Un mouvement de grève de trois jours a débuté ce mardi au sein d’Ubisoft. Cette action, lancée par les syndicats, vise à protester contre la réorganisation interne annoncée fin janvier et la quasi-suppression du travail à distance. Des rassemblements et des piquets sont organisés devant les principaux sites français du groupe, à Paris, Bordeaux, Montpellier, Annecy et Lyon. Un rassemblement est également prévu devant le siège de Saint-Mandé en début d’après-midi. D’autres studios à l’international pourraient se joindre à la mobilisation.

Cette colère trouve son origine dans le nouveau plan stratégique dévoilé il y a quelques semaines. Celui-ci prévoit un recentrage des activités, avec l’abandon de plusieurs projets de jeux et un objectif d’économies de 200 millions d’euros sur les deux prochaines années.
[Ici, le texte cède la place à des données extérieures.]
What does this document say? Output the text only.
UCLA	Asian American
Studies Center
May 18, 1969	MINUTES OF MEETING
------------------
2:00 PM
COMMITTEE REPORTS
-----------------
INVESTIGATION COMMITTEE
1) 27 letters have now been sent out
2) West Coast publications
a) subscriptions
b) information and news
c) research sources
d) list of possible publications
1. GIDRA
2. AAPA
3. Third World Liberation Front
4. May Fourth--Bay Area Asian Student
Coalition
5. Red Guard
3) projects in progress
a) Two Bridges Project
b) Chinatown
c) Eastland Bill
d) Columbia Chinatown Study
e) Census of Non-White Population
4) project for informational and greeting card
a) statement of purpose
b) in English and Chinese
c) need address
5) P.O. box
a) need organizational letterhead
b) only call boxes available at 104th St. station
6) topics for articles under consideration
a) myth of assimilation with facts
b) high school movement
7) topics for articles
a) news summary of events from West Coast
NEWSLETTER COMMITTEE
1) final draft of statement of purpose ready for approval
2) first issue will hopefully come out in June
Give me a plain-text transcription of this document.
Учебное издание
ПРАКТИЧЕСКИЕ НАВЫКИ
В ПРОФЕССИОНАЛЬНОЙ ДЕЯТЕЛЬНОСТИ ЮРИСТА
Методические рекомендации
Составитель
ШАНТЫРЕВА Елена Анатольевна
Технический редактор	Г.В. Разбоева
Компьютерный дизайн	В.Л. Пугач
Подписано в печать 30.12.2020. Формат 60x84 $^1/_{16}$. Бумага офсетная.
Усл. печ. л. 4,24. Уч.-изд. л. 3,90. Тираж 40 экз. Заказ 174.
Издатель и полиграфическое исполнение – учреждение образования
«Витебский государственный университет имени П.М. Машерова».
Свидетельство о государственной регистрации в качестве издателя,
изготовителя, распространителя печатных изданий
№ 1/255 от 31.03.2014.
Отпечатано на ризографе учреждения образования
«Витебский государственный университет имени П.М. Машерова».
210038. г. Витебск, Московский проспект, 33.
Pour les équipes, cette restructuration s’accompagne d’un retour à cinq jours de présence hebdomadaire sur site, assorti d’un quota annuel limité de télétravail. Une décision vécue comme une régression majeure, après les tensions sociales de l’année dernière sur ce même sujet.

Les représentants du personnel expriment une défiance grandissante envers la direction. Ils pointent des choix industriels jugés hasardeux et redoutent que les annonces récentes ne soient que les prémices de nouveaux ajustements d’effectifs. Un projet de plan de départs volontaires concernant 200 postes au siège a notamment accru les inquiétudes. La direction affirme de son côté que ce nouveau modèle, organisé autour de « maisons de création » spécialisées et de pôles mutualisés, est indispensable pour regagner en compétitivité.

Le contexte financier du groupe reste tendu. Ubisoft anticipe une perte opérationnelle d’un milliard d’euros pour son exercice annuel en cours. Ces dernières années, l’éditeur a procédé à la fermeture de plusieurs studios à l’étranger et a réduit ses effectifs mondiaux de plusieurs milliers de personnes. La direction assure poursuivre le dialogue avec les salariés pour expliquer ces évolutions, tout en reconnaissant qu’elles provoquent des réactions vives au sein des équipes.